I usually stay away from very emotional movies, documentaries and books. Usually. I had seen When Breath Becomes Air on the New York Times and Amazon best-seller lists (I spend far too much of my time looking at book lists) and it was in every bookstore. I bought it on a Sunday morning and finished it that evening. I even cried a little. Every so often you read a book that really makes an impact. This is one of those books.
When Breath Becomes Air follows the life and death of neurosurgeon Paul Kalanithi who is diagnosed with terminal lung cancer. Part 1 focuses on how he became a doctor and Part 2, which he never got to finish, focuses on his death. As a doctor, Kalanithi has experienced death first hand but finds it difficult to adapt to being a patient where he now has to confront death. He again deals with birth, when he and his wife, Lucy, decide to have a baby.

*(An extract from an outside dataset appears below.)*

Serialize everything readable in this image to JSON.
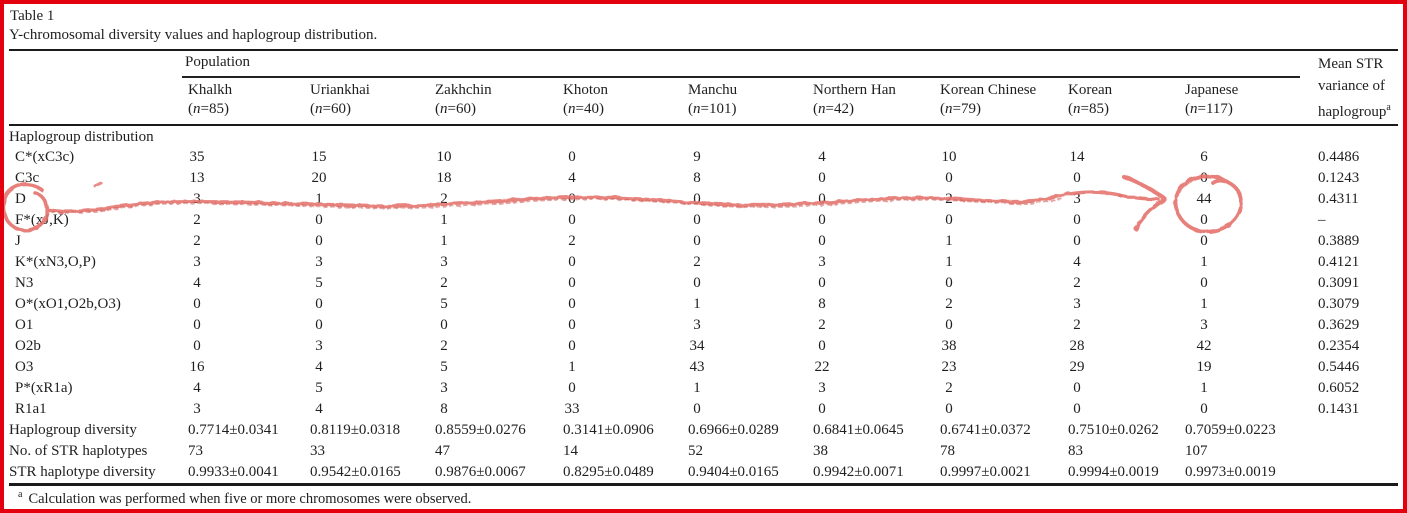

“Even if I’m dying, until I actually die, I am still living.” – Paul Kalanithi
The pursuit of meaning
One of the few things we can be certain of is death, but when it comes knocking things change very quickly. This book makes you ask “What if I only had a few months to live? What would I do?” and this is a question I’ve been asking a lot lately.
I’d probably write more, worry less and get more animals. What would you do? And whatever the answer is, you should do more of that.
The book is littered with literary references from the likes of T.S Eliot which makes it a thought-provoking read. I believe it is important to step back every so often, think about your life and re-evaluate what you think is important. This memoir forces you to do that because you realize things can change very quickly.